I know that you have particular distaste for the idea that a yeast infection is somehow the root of autism, and rightly so—there is no one root of autism for even a single autistic child, let alone all autistic children. Yeast infections are championed by dirty hippies as the cause of everything from toe pain to cancer, and they clearly are not. But that doesn’t mean there is no such thing as a fungal infection—my husband has chronic ringworm on his legs, and it is treated with anti-fungal creams, and of course vaginal yeast infections and infant thrush are very real maladies. The truth is fungal infections are just one common comorbid condition of autism, along with many other gastrointestinal problems. Not all autistic children have chronic digestion issues, but mine do, as I have mentioned many times.

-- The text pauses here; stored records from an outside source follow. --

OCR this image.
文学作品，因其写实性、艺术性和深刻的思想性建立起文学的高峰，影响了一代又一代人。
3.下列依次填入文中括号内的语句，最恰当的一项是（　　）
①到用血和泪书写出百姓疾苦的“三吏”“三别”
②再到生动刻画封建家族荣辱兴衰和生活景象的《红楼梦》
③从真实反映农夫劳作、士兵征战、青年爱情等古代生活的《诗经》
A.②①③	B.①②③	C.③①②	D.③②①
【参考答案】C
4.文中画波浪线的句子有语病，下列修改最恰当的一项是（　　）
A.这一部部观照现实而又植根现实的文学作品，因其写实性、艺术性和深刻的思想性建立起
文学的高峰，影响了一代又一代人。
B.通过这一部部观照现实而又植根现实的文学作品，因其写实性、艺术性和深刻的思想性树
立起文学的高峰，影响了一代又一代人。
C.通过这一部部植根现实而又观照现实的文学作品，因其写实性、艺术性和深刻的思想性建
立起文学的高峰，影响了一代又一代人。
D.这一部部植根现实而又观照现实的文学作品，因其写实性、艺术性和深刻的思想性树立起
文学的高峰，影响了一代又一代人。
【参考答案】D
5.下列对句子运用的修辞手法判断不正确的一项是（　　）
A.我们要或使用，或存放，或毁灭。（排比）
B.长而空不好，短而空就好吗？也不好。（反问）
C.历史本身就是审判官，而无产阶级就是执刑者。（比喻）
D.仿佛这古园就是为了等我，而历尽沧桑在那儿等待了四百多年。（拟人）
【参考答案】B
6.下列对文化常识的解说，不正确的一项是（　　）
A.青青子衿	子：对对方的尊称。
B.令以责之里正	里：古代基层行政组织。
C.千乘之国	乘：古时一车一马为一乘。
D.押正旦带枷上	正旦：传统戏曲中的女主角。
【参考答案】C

And as it turns out, [Minifob's] stool and urine samples didn’t show a significant yeast infection, so the doctors at Thoughtful House obviously are not recommending that we treat as if he has one. What they did show is a strong Clostridium bacterial infection (another common comorbid condition, but one that doesn’t happen to have been picked up as a battle cry by dirty hippies, so it doesn’t get the same negative association.) Perhaps your position on this information will be 1.) the test results were inaccurate or falsified (again, they came from your own preferred lab down the hall,) or 2.) the infection is real, but it has no association with his autistic symptoms. But even if that were the case, why wouldn’t I want to treat an infection in its own right? I’d like my son to stop having chronic loose stools, even if his autistic symptoms don’t improve one bit. However, at every step of the way, when we have adjusted any aspect of his food intake or digestion, his autistic symptoms have changed as well (either for better or for worse; it is often a case of trial-and-error, not steady improvement,) so I am personally quite confident that treating his intestinal infection with an antibiotic will be no different. (I know you have suggested Lactobacillus acidophilus as a first step for both [Minifob's] and [Minifobette's] digestive problems—and that is also something recommended by the doctors at Thoughtful House—but he has been taking multiple doses daily for months, yet his labwork showed zero colonization of beneficial bacteria.)